Subscribe and Follow

Tuesday, December 24, 2013

Eve of Christmas - Reflection


As a practicing Minimalist, I have shed so much over this year.  I am very happy with the clarity that this year has brought to me.  I had a rocky beginning with falling in love with a guy I had dreamed about coming into the new year and all.   Turned out he was self destructive and was nice enough to leave me out of it by dumping me.  He said and I quote, I am a bad guy,  you are a good girl.  I am warning you stay clear.  I can only resist you for a little while and then I will indulge myself"  Interpretation, "I am bad, but I like sleeping with you.  I am warning you once.  After that sleep with me at your own risk."
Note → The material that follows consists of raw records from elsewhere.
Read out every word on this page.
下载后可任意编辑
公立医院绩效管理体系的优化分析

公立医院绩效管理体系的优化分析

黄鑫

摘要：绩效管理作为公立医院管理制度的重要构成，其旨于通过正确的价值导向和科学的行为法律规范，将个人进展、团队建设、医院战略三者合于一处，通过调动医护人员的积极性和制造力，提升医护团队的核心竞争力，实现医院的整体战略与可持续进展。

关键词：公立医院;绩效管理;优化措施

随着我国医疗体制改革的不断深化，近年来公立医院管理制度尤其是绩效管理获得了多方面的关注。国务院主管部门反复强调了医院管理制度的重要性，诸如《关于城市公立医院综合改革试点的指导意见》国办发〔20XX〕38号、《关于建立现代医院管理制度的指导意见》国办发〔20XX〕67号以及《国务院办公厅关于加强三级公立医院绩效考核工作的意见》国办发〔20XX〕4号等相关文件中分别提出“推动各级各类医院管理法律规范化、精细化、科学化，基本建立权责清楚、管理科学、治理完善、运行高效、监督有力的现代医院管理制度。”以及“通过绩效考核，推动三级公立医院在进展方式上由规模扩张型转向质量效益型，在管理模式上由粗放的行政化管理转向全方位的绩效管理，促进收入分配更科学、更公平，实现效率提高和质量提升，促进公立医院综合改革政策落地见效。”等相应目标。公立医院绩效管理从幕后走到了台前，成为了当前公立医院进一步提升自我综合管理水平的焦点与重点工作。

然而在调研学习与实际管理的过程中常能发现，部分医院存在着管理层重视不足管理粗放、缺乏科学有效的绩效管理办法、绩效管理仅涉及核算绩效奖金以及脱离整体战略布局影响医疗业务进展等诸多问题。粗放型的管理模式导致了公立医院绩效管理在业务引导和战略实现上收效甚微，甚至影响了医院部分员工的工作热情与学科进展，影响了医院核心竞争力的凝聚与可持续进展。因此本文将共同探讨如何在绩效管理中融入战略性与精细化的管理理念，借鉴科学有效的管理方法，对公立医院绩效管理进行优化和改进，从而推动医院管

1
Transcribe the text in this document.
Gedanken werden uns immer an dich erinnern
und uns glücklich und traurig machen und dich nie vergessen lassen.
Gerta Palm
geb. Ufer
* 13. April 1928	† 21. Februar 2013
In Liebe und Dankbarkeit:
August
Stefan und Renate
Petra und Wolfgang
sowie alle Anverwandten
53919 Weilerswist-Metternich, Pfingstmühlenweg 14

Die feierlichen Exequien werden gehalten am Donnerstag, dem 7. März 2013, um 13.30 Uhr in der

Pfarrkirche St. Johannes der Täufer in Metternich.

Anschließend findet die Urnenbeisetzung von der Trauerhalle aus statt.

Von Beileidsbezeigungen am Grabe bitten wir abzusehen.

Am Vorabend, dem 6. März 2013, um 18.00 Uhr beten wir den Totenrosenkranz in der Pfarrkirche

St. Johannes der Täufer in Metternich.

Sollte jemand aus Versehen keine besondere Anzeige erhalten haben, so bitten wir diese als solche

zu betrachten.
On the contrary, I am quite pleased at how those stones were valuable to me as stepping stones.  I got stronger as a woman, understood, my value more and reveled in the fact that so did he.  My spiritual gifts became much stronger after that kind of pain.  It was like I had been peeled down to my raw fruit.
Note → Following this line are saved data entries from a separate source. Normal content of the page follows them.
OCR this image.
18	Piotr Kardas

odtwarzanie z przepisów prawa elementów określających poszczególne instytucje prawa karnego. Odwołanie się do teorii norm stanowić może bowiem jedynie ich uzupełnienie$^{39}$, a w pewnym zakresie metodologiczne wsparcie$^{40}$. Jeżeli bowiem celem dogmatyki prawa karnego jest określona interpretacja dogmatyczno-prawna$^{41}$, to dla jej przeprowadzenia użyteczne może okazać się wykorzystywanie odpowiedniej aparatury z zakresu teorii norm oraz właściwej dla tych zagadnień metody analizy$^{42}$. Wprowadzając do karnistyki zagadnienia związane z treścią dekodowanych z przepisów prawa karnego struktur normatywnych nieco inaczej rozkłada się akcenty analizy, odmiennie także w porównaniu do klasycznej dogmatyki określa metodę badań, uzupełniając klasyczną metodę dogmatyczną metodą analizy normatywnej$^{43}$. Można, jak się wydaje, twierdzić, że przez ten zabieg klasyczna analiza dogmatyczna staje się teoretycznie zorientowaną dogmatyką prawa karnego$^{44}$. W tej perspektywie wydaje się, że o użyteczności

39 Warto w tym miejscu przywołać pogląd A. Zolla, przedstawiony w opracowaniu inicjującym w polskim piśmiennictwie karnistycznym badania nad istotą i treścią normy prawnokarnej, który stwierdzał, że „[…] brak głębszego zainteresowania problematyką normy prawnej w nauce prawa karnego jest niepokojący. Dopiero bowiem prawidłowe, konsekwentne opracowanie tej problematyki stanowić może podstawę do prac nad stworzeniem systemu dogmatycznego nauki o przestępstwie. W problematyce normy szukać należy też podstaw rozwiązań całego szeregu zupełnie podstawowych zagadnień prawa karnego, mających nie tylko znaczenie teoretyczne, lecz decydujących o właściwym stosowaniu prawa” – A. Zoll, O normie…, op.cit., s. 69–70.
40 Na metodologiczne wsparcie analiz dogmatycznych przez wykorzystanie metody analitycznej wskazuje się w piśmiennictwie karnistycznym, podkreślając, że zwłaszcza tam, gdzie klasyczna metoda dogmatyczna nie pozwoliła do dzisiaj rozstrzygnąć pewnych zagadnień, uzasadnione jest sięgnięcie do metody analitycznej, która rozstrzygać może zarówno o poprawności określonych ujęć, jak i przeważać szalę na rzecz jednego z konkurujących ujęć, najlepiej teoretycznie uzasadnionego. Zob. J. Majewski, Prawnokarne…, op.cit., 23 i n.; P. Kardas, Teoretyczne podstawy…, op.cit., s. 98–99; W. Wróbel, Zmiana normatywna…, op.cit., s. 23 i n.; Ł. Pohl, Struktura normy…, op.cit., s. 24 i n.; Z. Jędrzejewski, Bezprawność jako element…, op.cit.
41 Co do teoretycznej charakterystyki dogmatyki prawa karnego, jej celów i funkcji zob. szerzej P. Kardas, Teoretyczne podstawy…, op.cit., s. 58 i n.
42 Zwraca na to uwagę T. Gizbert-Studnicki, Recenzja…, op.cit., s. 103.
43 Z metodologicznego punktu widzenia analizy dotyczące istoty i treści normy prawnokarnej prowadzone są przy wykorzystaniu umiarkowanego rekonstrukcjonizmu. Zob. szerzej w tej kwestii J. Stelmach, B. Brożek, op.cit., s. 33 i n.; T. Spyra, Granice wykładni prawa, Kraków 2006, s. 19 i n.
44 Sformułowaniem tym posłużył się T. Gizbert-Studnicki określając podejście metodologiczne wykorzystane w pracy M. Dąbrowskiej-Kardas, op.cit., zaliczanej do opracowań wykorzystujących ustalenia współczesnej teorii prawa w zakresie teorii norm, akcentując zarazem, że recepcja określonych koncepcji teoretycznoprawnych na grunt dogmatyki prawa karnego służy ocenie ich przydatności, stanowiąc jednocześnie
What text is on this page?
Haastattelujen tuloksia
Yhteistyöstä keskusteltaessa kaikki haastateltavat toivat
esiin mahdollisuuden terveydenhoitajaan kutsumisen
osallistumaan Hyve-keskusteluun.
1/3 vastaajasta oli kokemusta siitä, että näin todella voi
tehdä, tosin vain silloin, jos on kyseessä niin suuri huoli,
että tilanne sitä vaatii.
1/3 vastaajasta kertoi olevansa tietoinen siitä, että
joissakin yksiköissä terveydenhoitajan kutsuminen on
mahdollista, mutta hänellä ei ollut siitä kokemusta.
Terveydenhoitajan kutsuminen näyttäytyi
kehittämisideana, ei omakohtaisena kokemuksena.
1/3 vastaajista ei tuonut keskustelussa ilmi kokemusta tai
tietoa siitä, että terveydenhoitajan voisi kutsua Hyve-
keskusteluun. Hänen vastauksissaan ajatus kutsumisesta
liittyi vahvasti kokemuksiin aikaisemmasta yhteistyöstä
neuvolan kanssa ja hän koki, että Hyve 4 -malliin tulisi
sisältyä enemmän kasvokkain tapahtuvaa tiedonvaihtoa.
I shed old beliefs, the ones I grew up with, yet pondered. Now spiritually free, I let go of titles only needed to explain myself to people who will never know my journey because their journey is different from mine.

It was nice to gain clarity in my writing and the confidence that I gained over this year as a writer has so enriched my life that still I find it hard to find the words to describe the satisfaction I feel.

I was able to move to a new and better place, still with room mates, but better; and with little effort on my part.  Finally a place of peace and ease, where I can write, paint and create. 

This year was a great year;  my year of shedding old things and becoming powerfully clear.  On the eve of Christmas I am grateful for the ease and flow.  I will carry this ease and flow over into 2014.